In 1937, he was the editor-in-chief of the magazine Hermès and exhibited for the first time at the Galerie Pierre Loeb in Paris in 1938. In 1939, he published Peintures, which included poems and his own abstract drawings. During the Second World War, he stayed in the south of France and met André Gide. In 1941, André Gide's "Découvrons Henri Michaux" drew the attention of the general public to him and his work. This notoriety bothered him tremendously. During this same period of occupation, he married Marie-Louise, who died in 1948. Following her death, he made hundreds of drawings and wrote a poem, Nous deux encore; his drawings are collected in a collection in 1951: Mouvements. With painting taking precedence over his writing, he held his first retrospective in 1951 at Galerie Rive Gauche. Five years later, he began his experiments with hallucinogens, which he would report through several books and drawings.

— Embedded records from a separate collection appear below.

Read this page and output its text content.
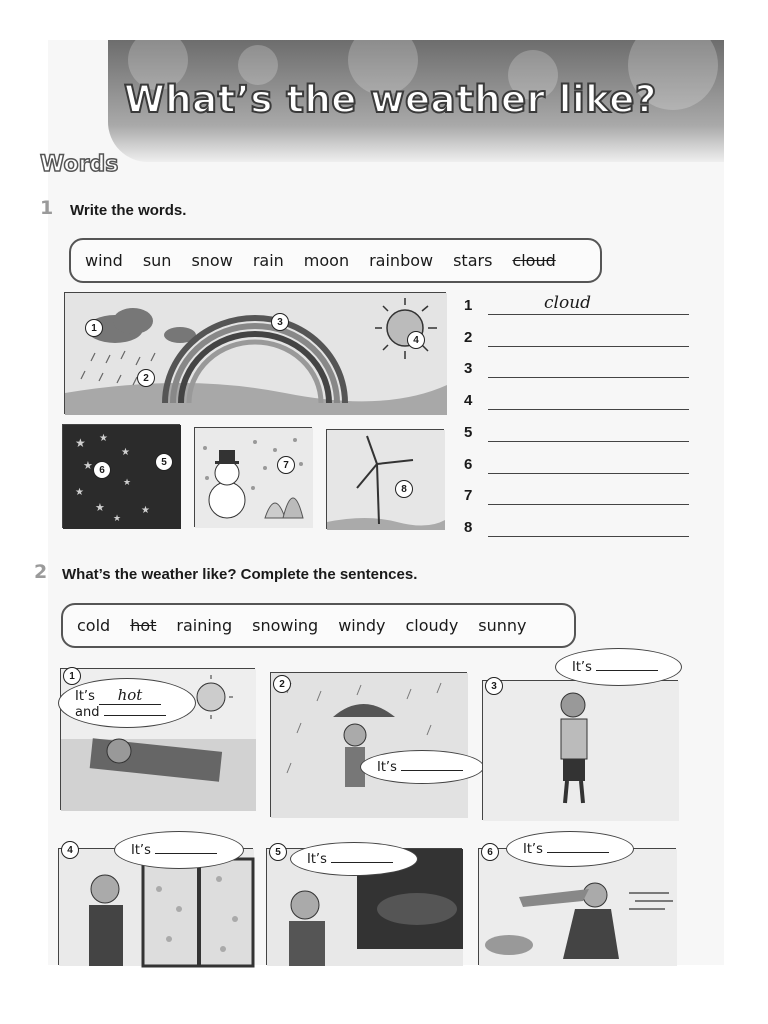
What’s the weather like?
Words
1 Write the words.
wind sun snow rain moon rainbow stars cloud
1
2
3
4
★ ★
★
★
★
★
★
★
★
6
5	7
8
1	cloud
2
3
4
5
6
7
8
2 What’s the weather like? Complete the sentences.
cold hot raining snowing windy cloudy sunny
1
It’s hot
and
2
It’s
3
It’s
4	It’s	5	It’s	6	It’s
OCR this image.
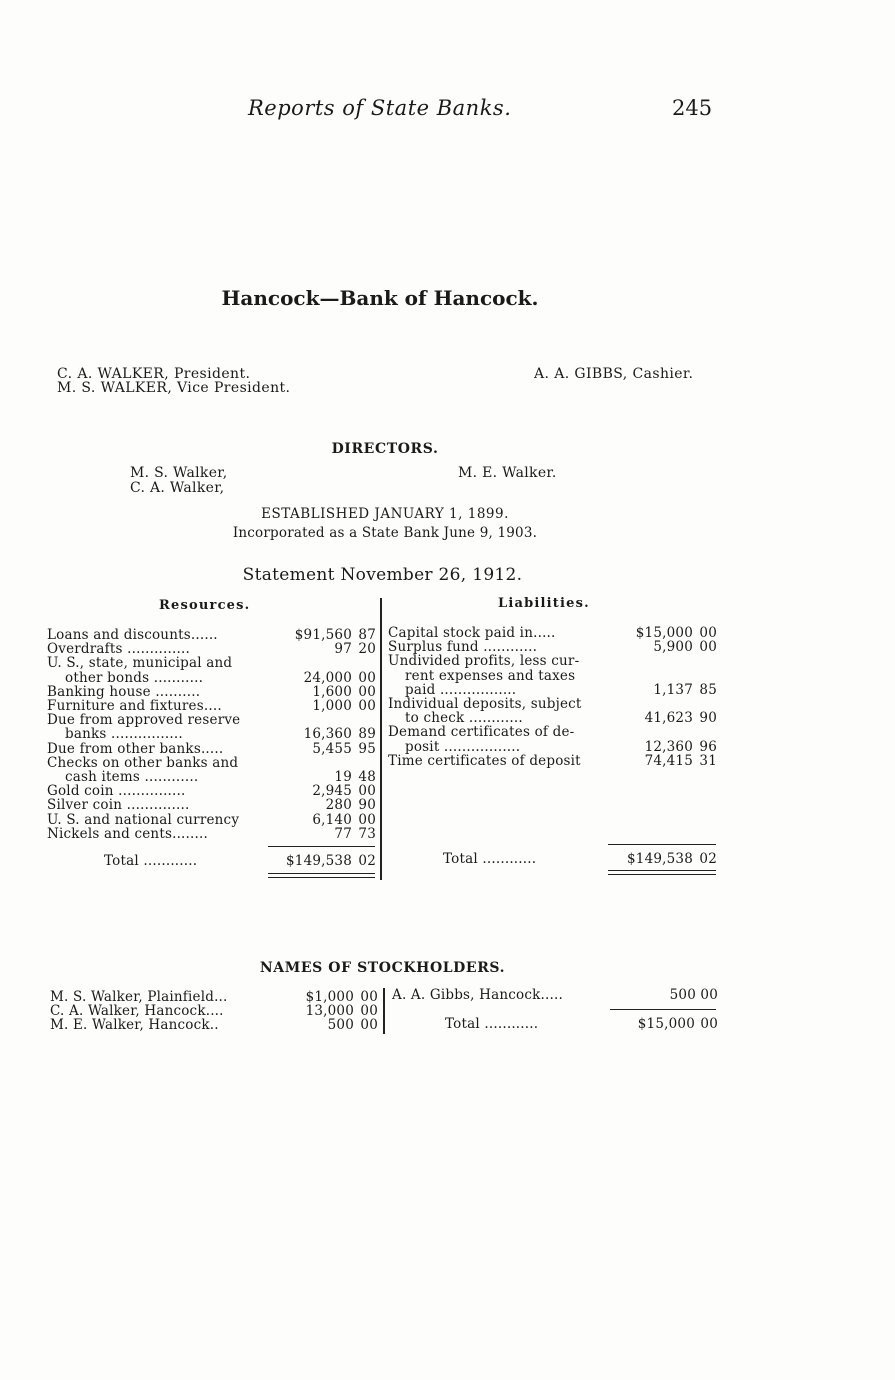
Reports of State Banks.	245
Hancock—Bank of Hancock.
C. A. WALKER, President.
M. S. WALKER, Vice President.
A. A. GIBBS, Cashier.
DIRECTORS.
M. S. Walker,
C. A. Walker,
M. E. Walker.
ESTABLISHED JANUARY 1, 1899.
Incorporated as a State Bank June 9, 1903.
Statement November 26, 1912.
Resources.	Liabilities.
Loans and discounts......	$91,560 87
Overdrafts ..............	97 20
U. S., state, municipal and
other bonds ...........	24,000 00
Banking house ..........	1,600 00
Furniture and fixtures....	1,000 00
Due from approved reserve
banks ................	16,360 89
Due from other banks.....	5,455 95
Checks on other banks and
cash items ............	19 48
Gold coin ...............	2,945 00
Silver coin ..............	280 90
U. S. and national currency	6,140 00
Nickels and cents........	77 73
Capital stock paid in.....	$15,000 00
Surplus fund ............	5,900 00
Undivided profits, less cur-
rent expenses and taxes
paid .................	1,137 85
Individual deposits, subject
to check ............	41,623 90
Demand certificates of de-
posit .................	12,360 96
Time certificates of deposit	74,415 31
Total ............	$149,538 02	Total ............	$149,538 02
NAMES OF STOCKHOLDERS.
M. S. Walker, Plainfield...	$1,000 00
C. A. Walker, Hancock....	13,000 00
M. E. Walker, Hancock..	500 00
A. A. Gibbs, Hancock.....	500 00
Total ............	$15,000 00
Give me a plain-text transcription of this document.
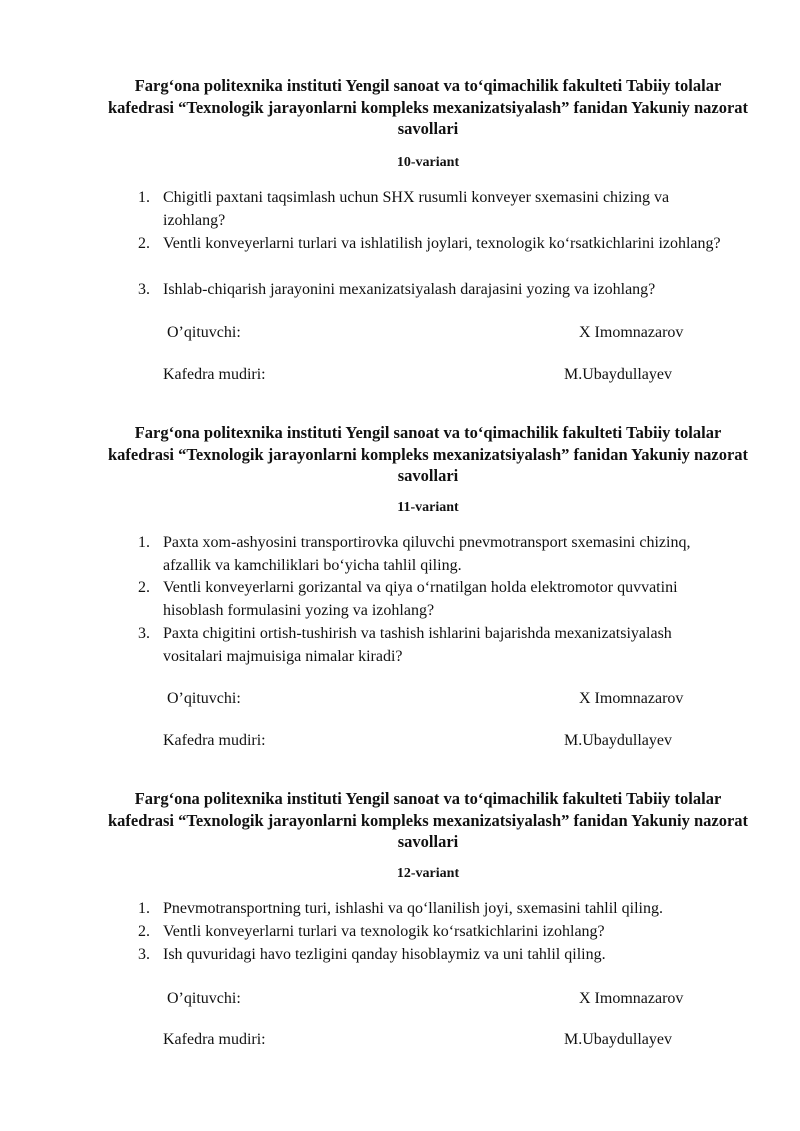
Farg‘ona politexnika instituti Yengil sanoat va to‘qimachilik fakulteti Tabiiy tolalar kafedrasi “Texnologik jarayonlarni kompleks mexanizatsiyalash” fanidan Yakuniy nazorat savollari
10-variant
1. Chigitli paxtani taqsimlash uchun SHX rusumli konveyer sxemasini chizing va izohlang?
2. Ventli konveyerlarni turlari va ishlatilish joylari, texnologik koʻrsatkichlarini izohlang?
3. Ishlab-chiqarish jarayonini mexanizatsiyalash darajasini yozing va izohlang?
O’qituvchi:	X Imomnazarov
Kafedra mudiri:	M.Ubaydullayev
Farg‘ona politexnika instituti Yengil sanoat va to‘qimachilik fakulteti Tabiiy tolalar kafedrasi “Texnologik jarayonlarni kompleks mexanizatsiyalash” fanidan Yakuniy nazorat savollari
11-variant
1. Paxta xom-ashyosini transportirovka qiluvchi pnevmotransport sxemasini chizinq, afzallik va kamchiliklari boʻyicha tahlil qiling.
2. Ventli konveyerlarni gorizantal va qiya oʻrnatilgan holda elektromotor quvvatini hisoblash formulasini yozing va izohlang?
3. Paxta chigitini ortish-tushirish va tashish ishlarini bajarishda mexanizatsiyalash vositalari majmuisiga nimalar kiradi?
O’qituvchi:	X Imomnazarov
Kafedra mudiri:	M.Ubaydullayev
Farg‘ona politexnika instituti Yengil sanoat va to‘qimachilik fakulteti Tabiiy tolalar kafedrasi “Texnologik jarayonlarni kompleks mexanizatsiyalash” fanidan Yakuniy nazorat savollari
12-variant
1. Pnevmotransportning turi, ishlashi va qoʻllanilish joyi, sxemasini tahlil qiling.
2. Ventli konveyerlarni turlari va texnologik koʻrsatkichlarini izohlang?
3. Ish quvuridagi havo tezligini qanday hisoblaymiz va uni tahlil qiling.
O’qituvchi:	X Imomnazarov
Kafedra mudiri:	M.Ubaydullayev
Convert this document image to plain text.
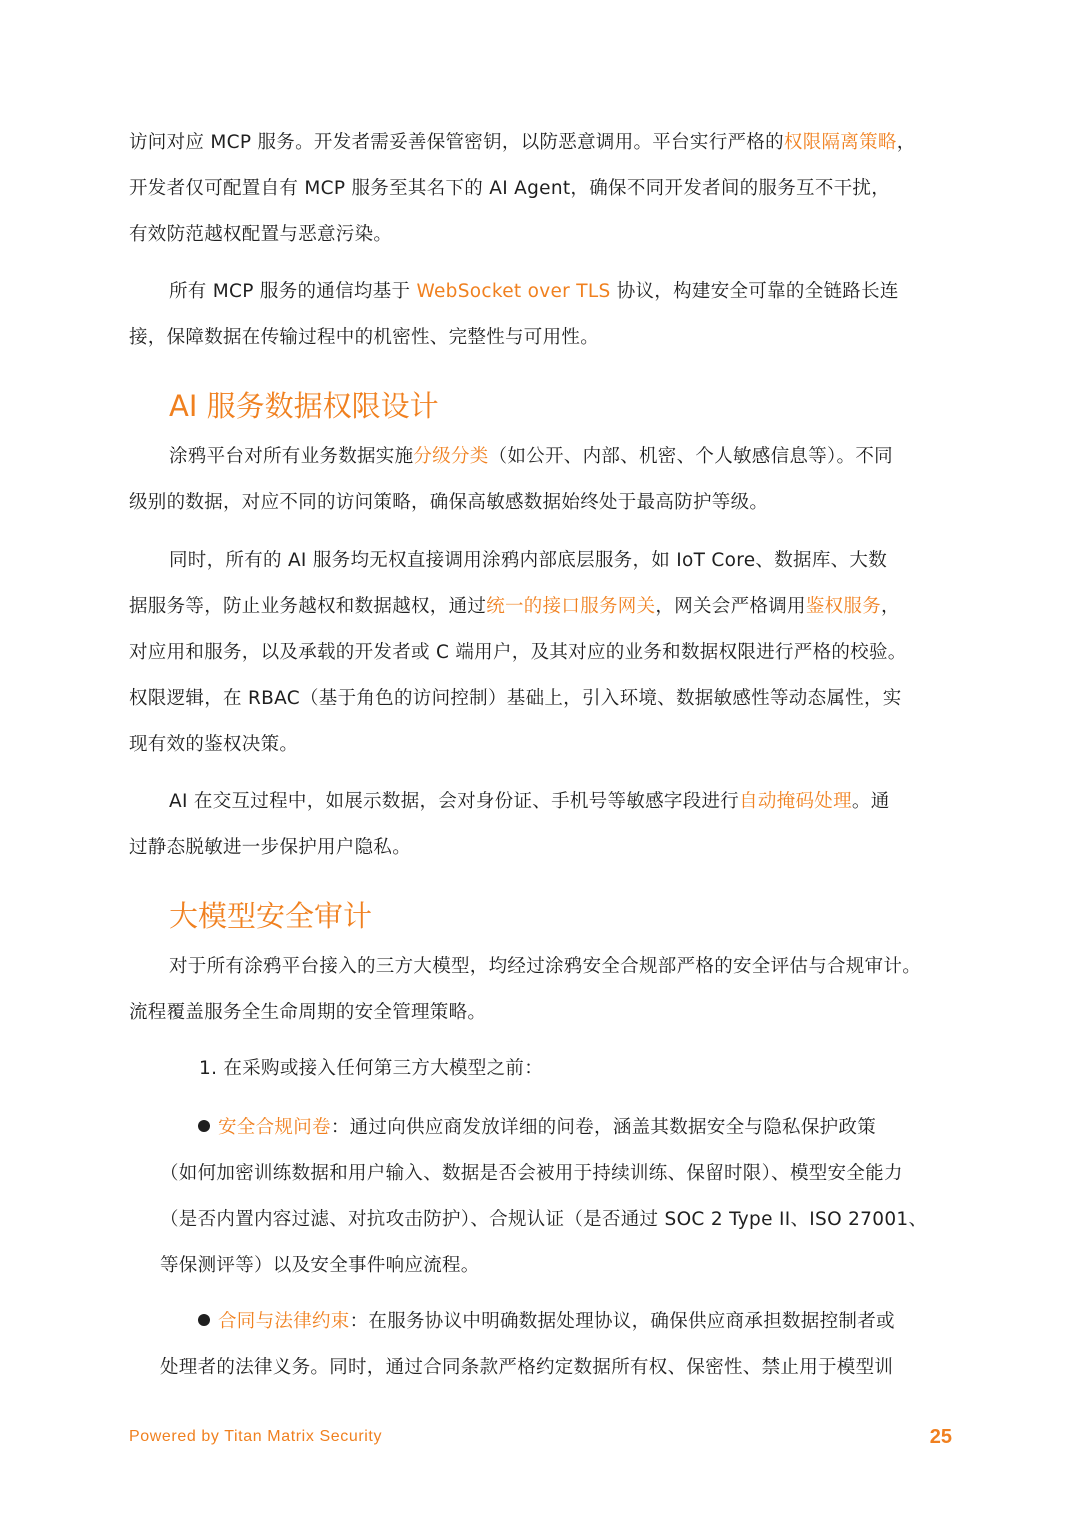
访问对应 MCP 服务。开发者需妥善保管密钥，以防恶意调用。平台实行严格的权限隔离策略，
开发者仅可配置自有 MCP 服务至其名下的 AI Agent，确保不同开发者间的服务互不干扰，
有效防范越权配置与恶意污染。

所有 MCP 服务的通信均基于 WebSocket over TLS 协议，构建安全可靠的全链路长连
接，保障数据在传输过程中的机密性、完整性与可用性。

AI 服务数据权限设计

涂鸦平台对所有业务数据实施分级分类（如公开、内部、机密、个人敏感信息等）。不同
级别的数据，对应不同的访问策略，确保高敏感数据始终处于最高防护等级。

同时，所有的 AI 服务均无权直接调用涂鸦内部底层服务，如 IoT Core、数据库、大数
据服务等，防止业务越权和数据越权，通过统一的接口服务网关，网关会严格调用鉴权服务，
对应用和服务，以及承载的开发者或 C 端用户，及其对应的业务和数据权限进行严格的校验。
权限逻辑，在 RBAC（基于角色的访问控制）基础上，引入环境、数据敏感性等动态属性，实
现有效的鉴权决策。

AI 在交互过程中，如展示数据，会对身份证、手机号等敏感字段进行自动掩码处理。通
过静态脱敏进一步保护用户隐私。

大模型安全审计

对于所有涂鸦平台接入的三方大模型，均经过涂鸦安全合规部严格的安全评估与合规审计。
流程覆盖服务全生命周期的安全管理策略。

1. 在采购或接入任何第三方大模型之前：

安全合规问卷：通过向供应商发放详细的问卷，涵盖其数据安全与隐私保护政策
（如何加密训练数据和用户输入、数据是否会被用于持续训练、保留时限）、模型安全能力
（是否内置内容过滤、对抗攻击防护）、合规认证（是否通过 SOC 2 Type II、ISO 27001、
等保测评等）以及安全事件响应流程。

合同与法律约束：在服务协议中明确数据处理协议，确保供应商承担数据控制者或
处理者的法律义务。同时，通过合同条款严格约定数据所有权、保密性、禁止用于模型训

Powered by Titan Matrix Security	25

Henri Michaux realized a series of experiments with drugs, such as Mescaline, or LSD, to study their impact on the human mind, and in particular on the artistic creation. These attempts led mainly to pictorial works, but also to several books, including L'infini turbulent in 1957.
The National Museum of Modern Art in Paris devoted an important exhibition in 1978 in honor of him. The search for a universe of signs as the most direct source of expression and the creation of landscapes as well as fantastic beings are the two main themes of his work. He practiced watercolor as much as pencil drawing, gouache as engraving or ink. His own writings and critics constituted an essential source of information on his pictorial work. A major retrospective of his work took place in Tokyo in 1983. Henri Michaux died in Paris the following year in 1984.